The exhibition reveals for the first time the report on the matter from the police Criminal Investigation Unit. "Seventy percent of the participants in the operation to capture Eichmann were Holocaust survivors or had come from Europe. Among the small group that captured him, Rafi Eitan was the only native-born Israeli - a "sabra," notes historian Izhar. "However, once he landed in Israel, all the guards, the police and the prison personnel assigned to watch over him throughout the trial were deliberately of Mizrahi origin (Jews of Middle Eastern descent ). The working assumption was that they would not have personal grudges or family ties to the Holocaust.

"To understand the greatness of the operation, it is necessary to put on glasses from 50 years ago," says Izhar. "The media world and the mobility then were completely different from what we know today. On the one hand, it was easier to forge documents, but on the other there were no mobile phones or e-mails. All communications took place at an entirely different pace.

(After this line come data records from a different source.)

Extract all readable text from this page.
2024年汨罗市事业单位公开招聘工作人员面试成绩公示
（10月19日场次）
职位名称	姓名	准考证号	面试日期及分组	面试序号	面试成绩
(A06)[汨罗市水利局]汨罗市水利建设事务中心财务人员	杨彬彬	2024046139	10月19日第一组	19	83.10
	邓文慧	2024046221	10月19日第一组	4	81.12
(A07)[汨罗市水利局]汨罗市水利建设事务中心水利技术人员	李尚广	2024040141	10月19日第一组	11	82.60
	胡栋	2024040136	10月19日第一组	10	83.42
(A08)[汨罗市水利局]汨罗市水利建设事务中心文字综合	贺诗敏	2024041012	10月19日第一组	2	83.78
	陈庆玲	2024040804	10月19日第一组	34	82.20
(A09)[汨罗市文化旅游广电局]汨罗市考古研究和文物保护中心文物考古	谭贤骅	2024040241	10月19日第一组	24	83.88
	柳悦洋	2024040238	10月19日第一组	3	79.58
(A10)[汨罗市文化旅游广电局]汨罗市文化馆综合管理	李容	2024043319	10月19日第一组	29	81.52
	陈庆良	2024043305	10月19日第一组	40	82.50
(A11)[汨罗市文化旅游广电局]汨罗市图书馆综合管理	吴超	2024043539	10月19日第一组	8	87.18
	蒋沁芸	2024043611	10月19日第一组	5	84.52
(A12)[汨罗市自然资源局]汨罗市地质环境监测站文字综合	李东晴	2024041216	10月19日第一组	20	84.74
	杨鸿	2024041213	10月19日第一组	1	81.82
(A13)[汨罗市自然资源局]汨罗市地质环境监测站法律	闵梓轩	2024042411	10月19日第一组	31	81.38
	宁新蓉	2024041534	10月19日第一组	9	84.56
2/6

For this reason, among others, it was important to the Mossad head to be in the field in person."

The new catalog also has drawings by Peter Zvi Malkin, the man who leapt on Eichmann and captured him on that Buenos Aires street. Malkin was born in Poland in 1929 and came to Palestine as a child. Most of his family, including his sister and her three children, perished in the Holocaust. He joined the Haganah prestate underground militia when he was 12-years-old and spent 27 years in the security services. In addition to being a fighter and an expert on explosives, he was also an artist.

"For art, like for spying, you need inspiration, diligence, and an ability to concentrate that you have to preserve down to the last millimeter," the catalog quotes him as saying. In Argentina, he bought a guidebook to the country. To pass the time while he was guarding Eichmann between his capture and the flight to Israel, he began drawing and writing on the pages of the guidebook. Some of the drawings from those days appear in the catalog.

Rectifying an injustice

At the exhibition entrance, there is a plaque with the names of 67 people who participated in the operation. Five years ago the participants were invited to the Knesset by then Pensioner Affairs Minister Rafi Eitan - who had commanded the Eichmann capture operation - to receive certificates of appreciation and a medal for their participation. With the opening of the exhibition, it emerged that the list was not complete. For example, the names of Elron and his wife were missing.

In the catalog, the injustice has been rectified and their names have been added. In the wake of the chance encounter with the curator, the two were invited to hold a gallery talk with exhibition visitors. To a full auditorium, Elron told about his contribution to one of the most important and famous operations in the history of Israel.

In light of the exhibition's success, it will now continue until August 31.